Wernicke's encephalopathy (thiamine deficiency encephalopathy)
Thiamine (vitamin B1) is an essential coenzyme in carbohydrate and lipid metabolism and is required for the synthesis of amino acids and neurotransmitters. Thiamine deficiency leads to Wernicke encephalopathy (WE), an acute-onset clinical picture with neurocognitive behavioral abnormalities, eye movement disorders and gait ataxia (Wernicke encephalopathy triad). A WE has long been closely associated with chronic alcoholism. Accompanying malnutrition seen. However, the disease also occurs in unbalanced diets, eating disorders, gastrointestinal diseases and after gastrointestinal and bariatric surgical procedures.
Clinic: Vitamin B1 stores are depleted after 2-3 weeks, but clinical symptoms may take weeks to appear. Lack of temporal and situational orientation, delayed thought ductus, and apathy are the most important symptoms of WE (80%) and are often misinterpreted. Optomotor dysfunction with horizontal gaze direction nystagmus, conjugate gaze paresis, and partial ocular muscle paresis occurs in only 30% of sufferers; trunk and gait ataxia occurs in 20%. Thus, the classic triad of WE is observed in only 10% of those with the disease. WE is a clinical diagnosis. There are no laboratory parameters that acutely confirm the diagnosis. MRI shows typical symmetric changes in the periaqueductal gray and paramedian thalamus in just under 50% (
Fig. 4). Hemorrhagic changes in the lesions are possible.
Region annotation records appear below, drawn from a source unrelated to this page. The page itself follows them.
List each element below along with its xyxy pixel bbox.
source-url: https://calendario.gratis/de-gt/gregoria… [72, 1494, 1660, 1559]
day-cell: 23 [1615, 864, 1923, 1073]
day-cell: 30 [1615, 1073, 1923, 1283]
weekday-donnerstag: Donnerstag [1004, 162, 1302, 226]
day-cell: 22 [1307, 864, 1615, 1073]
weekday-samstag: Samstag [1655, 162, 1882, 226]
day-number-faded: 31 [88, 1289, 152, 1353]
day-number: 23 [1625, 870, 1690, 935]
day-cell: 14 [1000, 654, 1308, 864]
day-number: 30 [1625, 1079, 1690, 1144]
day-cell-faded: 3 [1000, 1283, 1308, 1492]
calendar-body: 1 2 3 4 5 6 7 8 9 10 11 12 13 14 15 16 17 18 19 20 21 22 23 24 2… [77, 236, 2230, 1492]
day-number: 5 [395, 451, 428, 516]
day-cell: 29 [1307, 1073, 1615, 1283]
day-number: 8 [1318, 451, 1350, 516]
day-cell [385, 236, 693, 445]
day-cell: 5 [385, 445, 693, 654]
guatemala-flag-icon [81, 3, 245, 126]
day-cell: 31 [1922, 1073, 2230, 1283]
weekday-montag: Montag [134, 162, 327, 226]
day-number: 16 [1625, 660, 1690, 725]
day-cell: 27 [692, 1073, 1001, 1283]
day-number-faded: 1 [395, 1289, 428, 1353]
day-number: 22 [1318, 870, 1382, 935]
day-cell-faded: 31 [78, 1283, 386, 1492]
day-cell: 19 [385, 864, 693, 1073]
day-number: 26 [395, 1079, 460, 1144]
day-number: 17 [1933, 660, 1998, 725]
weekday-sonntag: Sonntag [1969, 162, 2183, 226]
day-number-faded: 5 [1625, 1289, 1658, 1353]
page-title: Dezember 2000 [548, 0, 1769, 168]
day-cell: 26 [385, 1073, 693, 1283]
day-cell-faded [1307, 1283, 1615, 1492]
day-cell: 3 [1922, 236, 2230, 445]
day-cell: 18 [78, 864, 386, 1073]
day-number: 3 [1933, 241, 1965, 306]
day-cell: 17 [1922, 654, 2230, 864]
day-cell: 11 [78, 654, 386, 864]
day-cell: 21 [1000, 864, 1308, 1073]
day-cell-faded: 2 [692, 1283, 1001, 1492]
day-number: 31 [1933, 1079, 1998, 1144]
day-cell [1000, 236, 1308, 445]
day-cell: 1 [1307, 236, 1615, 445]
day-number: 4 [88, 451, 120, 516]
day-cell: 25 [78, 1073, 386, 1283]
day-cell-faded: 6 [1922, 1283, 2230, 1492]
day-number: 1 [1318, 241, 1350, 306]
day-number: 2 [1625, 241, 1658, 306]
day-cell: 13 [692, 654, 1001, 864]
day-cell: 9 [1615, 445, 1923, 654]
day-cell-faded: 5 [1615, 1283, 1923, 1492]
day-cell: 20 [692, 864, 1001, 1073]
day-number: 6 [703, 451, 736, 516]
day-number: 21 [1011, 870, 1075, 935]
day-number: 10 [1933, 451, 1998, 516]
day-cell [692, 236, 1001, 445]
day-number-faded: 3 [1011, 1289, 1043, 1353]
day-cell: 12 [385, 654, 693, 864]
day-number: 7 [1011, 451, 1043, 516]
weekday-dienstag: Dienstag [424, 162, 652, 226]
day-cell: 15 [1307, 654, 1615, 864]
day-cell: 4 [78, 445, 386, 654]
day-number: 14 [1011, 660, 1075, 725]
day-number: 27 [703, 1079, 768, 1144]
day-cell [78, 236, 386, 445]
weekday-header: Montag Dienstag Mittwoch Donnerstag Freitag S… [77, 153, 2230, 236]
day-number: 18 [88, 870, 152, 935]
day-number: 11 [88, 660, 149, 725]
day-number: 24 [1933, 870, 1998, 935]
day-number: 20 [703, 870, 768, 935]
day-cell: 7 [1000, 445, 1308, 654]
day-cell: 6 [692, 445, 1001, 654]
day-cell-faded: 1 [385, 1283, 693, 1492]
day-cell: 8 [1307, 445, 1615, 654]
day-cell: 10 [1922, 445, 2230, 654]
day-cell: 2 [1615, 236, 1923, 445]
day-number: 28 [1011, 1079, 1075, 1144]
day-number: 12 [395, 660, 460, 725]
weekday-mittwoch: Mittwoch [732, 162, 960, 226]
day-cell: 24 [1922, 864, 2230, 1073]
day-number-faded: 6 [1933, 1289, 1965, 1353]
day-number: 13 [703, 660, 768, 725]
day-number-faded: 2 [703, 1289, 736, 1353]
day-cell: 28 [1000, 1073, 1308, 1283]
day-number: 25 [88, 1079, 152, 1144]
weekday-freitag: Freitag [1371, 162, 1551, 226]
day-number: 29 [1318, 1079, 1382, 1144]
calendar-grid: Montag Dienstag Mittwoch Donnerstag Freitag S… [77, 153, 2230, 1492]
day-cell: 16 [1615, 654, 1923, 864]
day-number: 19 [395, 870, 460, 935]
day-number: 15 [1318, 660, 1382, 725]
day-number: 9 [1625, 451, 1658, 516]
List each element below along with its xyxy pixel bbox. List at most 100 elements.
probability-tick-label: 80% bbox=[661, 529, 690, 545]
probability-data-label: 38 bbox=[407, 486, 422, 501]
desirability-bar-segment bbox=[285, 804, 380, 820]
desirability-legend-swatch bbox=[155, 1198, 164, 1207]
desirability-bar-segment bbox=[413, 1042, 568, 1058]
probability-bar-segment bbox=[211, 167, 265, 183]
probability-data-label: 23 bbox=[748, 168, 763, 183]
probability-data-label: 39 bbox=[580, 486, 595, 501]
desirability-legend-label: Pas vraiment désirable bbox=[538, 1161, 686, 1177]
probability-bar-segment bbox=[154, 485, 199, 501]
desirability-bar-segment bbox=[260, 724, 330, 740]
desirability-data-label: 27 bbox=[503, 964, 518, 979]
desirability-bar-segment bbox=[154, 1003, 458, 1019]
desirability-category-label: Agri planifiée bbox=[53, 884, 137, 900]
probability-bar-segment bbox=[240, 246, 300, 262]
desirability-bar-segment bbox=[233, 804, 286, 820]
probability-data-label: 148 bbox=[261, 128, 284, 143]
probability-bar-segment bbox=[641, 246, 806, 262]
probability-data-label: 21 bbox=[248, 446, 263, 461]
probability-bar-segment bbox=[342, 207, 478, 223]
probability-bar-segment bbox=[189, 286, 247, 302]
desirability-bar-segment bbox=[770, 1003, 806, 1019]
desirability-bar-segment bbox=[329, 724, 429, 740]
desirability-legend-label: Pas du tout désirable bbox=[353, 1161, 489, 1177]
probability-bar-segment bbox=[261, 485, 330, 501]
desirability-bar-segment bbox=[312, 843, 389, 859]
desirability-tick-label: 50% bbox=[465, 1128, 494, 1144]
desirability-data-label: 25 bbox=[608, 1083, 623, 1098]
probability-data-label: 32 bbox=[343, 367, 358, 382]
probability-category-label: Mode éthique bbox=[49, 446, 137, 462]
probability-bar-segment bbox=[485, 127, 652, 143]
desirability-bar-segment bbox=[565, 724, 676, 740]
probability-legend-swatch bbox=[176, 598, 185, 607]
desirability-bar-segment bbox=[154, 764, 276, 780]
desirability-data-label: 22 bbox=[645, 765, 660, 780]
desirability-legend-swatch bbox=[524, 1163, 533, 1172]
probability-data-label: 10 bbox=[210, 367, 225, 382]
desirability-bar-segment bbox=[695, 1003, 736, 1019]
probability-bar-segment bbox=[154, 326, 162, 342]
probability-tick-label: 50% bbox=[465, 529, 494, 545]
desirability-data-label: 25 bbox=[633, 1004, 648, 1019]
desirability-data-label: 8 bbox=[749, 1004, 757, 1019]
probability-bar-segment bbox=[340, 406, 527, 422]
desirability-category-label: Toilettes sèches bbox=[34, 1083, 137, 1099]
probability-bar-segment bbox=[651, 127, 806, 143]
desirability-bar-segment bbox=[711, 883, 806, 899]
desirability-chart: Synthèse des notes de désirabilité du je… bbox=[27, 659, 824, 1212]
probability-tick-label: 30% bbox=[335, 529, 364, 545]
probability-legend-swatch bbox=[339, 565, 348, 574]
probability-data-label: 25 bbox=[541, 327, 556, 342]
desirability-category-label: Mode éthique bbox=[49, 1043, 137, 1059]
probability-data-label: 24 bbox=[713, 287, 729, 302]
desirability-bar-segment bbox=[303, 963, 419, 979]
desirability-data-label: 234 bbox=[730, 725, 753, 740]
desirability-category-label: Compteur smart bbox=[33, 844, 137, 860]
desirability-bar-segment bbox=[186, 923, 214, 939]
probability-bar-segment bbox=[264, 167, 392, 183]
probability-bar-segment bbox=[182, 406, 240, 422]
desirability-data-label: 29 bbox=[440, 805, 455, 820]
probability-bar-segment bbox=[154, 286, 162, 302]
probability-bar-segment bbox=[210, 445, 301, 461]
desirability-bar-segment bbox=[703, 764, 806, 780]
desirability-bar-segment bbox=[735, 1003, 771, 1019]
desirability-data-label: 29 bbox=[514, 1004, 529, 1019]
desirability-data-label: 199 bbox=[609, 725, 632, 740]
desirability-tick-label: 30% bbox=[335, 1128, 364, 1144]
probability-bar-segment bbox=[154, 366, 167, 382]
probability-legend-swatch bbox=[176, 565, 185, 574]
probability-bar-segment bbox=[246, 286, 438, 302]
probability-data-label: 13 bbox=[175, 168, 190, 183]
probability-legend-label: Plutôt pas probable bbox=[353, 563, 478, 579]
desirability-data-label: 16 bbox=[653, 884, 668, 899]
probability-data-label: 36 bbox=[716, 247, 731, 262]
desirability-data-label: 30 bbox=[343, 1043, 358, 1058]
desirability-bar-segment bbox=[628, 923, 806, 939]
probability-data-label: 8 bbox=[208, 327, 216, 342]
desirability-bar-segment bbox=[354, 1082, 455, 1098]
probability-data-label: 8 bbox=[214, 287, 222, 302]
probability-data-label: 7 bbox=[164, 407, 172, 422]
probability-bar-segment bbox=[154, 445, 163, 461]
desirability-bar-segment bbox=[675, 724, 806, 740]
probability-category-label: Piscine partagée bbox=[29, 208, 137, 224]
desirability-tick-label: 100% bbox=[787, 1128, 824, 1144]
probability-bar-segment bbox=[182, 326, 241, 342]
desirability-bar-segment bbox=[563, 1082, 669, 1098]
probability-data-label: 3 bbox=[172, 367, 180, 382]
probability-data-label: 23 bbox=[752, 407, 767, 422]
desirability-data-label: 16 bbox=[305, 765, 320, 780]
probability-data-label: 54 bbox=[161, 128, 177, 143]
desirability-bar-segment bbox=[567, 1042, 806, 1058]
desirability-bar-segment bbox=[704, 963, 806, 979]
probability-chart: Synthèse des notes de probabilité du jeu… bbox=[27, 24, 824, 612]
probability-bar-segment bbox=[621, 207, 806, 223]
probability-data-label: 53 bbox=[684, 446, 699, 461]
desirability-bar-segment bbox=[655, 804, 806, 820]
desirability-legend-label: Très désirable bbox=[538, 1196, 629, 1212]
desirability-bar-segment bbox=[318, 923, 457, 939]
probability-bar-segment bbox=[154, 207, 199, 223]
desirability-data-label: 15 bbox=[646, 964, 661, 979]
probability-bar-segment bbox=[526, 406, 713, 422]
Management: WE is a neurologic emergency, and suspicion requires prompt intravenous or intramuscular thiamine substitution. There are no studies on optimal dose, frequency, and duration of therapy. Recommendations are between 500-1.500 mg thiamine intravenously per day for 2-3 days followed by a maintenance dose of 100-250 mg thiamine for at least another 3-5 days. Ophthalmoplegia usually improves with thiamine substitution within a few hours, ataxia within days, and improvement in cognitive impairment occurs within weeks. Initial daily doses of 100-250 mg thiamine must be reported as too low. Promote permanent cerebral damage. The mortality rate of WE is still reported to be 20% today. The majority of patients survive in a Korsakow syndrome, a severe amnestic syndrome with lack of ability to learn new things and lack of divergent thinking.